I was reading an article by Dan Lependorf, a very sharp sabermetrically inclined writer for Athletics Nation. It was about Michael Choice, a highly touted prospect with the Oakland A’s. Choice turned in a solid performance in High-A this season and has looked like a monster in the Arizona Fall League.
A+ Stockton (2011): .285/.376/.542
I haven’t been keeping up with the AFL that closely, so being the stats-oriented guy that I am, when I saw the numbers I was thinking, “Yeah, that’s pretty awesome, but how many PA’s (plate appearances) is that?”
And right at that moment it hit me.
If you want to call yourself a sabermetrician, then you know that a statistic doesn’t mean anything without a sufficient sample size. Batting .400 over 10 plate appearances doesn’t mean anything. Batting .400 over a season is something amazing. We all intuitively know that.

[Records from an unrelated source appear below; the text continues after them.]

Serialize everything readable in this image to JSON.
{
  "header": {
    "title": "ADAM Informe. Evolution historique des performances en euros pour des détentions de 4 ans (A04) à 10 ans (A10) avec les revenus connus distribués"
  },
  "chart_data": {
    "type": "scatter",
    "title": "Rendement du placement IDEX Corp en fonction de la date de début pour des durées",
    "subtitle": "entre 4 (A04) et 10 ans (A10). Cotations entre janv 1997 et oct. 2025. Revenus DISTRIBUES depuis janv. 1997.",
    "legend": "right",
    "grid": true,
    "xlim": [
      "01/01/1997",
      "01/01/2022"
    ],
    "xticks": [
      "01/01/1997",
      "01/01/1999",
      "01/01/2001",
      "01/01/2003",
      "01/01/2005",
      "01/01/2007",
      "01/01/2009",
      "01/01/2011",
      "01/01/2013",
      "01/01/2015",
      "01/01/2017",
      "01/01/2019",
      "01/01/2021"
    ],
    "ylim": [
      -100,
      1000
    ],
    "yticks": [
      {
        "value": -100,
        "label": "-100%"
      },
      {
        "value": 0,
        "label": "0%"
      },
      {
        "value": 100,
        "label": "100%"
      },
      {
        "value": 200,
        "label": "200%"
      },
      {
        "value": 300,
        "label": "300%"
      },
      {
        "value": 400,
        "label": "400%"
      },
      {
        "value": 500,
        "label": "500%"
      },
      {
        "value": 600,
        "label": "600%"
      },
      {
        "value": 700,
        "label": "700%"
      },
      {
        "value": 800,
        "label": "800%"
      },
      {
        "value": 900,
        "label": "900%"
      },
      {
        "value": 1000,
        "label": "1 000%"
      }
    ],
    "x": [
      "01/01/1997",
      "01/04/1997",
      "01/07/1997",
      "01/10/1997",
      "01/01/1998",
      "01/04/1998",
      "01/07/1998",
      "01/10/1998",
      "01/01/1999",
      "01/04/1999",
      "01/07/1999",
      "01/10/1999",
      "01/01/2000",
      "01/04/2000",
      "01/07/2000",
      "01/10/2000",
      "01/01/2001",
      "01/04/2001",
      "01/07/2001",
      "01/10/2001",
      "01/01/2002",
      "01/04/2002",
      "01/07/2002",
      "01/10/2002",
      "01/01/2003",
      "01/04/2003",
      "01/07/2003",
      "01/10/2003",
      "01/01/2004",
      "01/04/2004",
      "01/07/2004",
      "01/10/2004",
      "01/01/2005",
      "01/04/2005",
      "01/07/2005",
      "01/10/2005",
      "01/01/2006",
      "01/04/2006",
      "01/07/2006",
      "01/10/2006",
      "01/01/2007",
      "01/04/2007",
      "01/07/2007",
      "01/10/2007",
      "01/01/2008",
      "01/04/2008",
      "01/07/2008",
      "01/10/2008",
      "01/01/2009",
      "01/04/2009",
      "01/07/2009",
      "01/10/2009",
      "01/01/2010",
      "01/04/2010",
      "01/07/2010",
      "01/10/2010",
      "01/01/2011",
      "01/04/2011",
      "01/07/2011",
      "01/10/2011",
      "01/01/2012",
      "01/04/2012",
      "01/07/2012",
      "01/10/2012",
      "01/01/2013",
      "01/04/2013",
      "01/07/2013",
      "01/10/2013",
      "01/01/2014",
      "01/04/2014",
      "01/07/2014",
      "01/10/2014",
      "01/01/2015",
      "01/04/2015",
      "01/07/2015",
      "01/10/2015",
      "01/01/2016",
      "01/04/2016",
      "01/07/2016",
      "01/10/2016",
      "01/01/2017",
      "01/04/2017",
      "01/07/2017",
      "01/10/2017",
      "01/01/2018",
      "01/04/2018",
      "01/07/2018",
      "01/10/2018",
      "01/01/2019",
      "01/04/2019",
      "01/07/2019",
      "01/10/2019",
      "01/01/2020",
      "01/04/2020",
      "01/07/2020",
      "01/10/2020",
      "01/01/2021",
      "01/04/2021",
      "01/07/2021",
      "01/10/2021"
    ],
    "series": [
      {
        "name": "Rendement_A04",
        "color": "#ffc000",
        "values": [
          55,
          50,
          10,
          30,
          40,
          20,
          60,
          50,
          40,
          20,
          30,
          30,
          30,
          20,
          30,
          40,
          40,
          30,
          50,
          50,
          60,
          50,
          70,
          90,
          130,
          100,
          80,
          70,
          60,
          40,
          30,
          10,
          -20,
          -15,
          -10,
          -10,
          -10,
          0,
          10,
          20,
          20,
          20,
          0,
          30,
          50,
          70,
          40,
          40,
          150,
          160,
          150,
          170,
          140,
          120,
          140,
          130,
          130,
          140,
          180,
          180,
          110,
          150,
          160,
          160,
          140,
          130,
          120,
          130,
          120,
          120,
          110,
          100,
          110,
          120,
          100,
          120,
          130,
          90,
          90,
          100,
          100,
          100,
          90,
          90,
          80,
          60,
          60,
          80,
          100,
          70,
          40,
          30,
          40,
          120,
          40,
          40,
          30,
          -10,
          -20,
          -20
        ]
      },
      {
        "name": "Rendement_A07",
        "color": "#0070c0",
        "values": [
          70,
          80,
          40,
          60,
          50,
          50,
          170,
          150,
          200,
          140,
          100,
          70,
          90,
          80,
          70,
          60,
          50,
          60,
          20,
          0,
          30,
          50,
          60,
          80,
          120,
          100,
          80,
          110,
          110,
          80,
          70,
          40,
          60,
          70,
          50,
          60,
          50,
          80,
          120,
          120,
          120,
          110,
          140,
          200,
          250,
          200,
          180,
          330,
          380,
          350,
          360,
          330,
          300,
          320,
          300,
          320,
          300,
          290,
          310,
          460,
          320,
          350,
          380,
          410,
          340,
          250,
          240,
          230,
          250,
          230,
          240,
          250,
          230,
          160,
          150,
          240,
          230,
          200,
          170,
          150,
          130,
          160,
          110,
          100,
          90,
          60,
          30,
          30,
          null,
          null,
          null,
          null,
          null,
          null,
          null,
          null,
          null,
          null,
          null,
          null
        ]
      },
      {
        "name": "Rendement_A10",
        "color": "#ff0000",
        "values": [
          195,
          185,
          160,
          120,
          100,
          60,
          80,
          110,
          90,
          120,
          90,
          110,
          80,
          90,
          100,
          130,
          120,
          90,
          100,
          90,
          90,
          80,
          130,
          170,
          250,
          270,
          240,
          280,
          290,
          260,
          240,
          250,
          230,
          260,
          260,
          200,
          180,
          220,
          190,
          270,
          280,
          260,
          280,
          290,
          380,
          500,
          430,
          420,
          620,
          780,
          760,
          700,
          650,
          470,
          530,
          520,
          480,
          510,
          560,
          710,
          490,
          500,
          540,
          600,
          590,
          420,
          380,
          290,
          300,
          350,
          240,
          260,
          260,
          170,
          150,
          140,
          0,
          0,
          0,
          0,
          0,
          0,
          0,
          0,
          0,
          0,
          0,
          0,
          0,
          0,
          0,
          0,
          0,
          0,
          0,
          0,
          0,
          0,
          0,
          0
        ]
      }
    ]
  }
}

But here’s what I think needs to happen: every stat printed should have the sample size as PAs included. Always. This is what communicates the credibility of your number. So now Michael Choice’s lines look like this:
A+ Stockton (2011): .285/.376/.542 
We know from Russell Carleton’s (AKA Pizza Cutter) seminal work (gory details here) on sample size stability that OBP and SLG stabilize at 500 PAs. In other words, the performance that Choice logged in Stockton was worth considering, while the fireworks he’s been displaying in Phoenix are not very meaningful at all (12 percent of the required PAs). In fact, there are 11 other hitters bopping with an OPS over 1.000 at this time, and Choice is in the middle of the pack. It’s not even a special performance.
But there’s more to this story.
One of the knocks on Choice is his high strikeout numbers, the worry being that he will strike out too often to be an effective major-league hitter. He already strikes out a lot in High-A, and his strikeout rate is expected to rise as he faces better pitching in the upper levels. Here’s the strikeout performance he’s put on in Stockton and Phoenix:
A+ Stockton (2011): 24.7 K% 
AFL Phoenix (2011): 15.5 K% [62/150]
This is much more meaningful. He’s over 40 percent of the way to a “real” number. Assuming Choice plays most of the games remaining on the schedule, he should pass 100 PAs. Although he won’t reach 150, whatever that K rate ends up being will be a heck of a lot more reliable that anything his OBP and SLG have to say. Even better would be a measurement of his contact rate, which stabilizes in only 100 PA. That’s a stat that is stable in the context of AFL baseball’s short schedule.
Taking the above into account, I’d like to amend my original statement. Sample size in PAs should always be printed. The assumed stable sample size should be 500 PAs. Otherwise, the sample should appear in a format of [sample/stability number] format.
Here are the stable sample sizes per Mr. Carleton’s original work on the subject:
50 PA: Swing %
The warm summer months seem far away now, but before long we will have bid goodbye to the Hot Stove League and moved on to spring training and the regular season schedule. Hopefully, we won’t see too many “triple-S” or “SSS” (Small Sample Size) warnings when next season rolls around. They won’t be necessary, since the samples will be explicitly stated. And maybe we can discourage people from using stats incorrectly to try to find meaning where very little exists.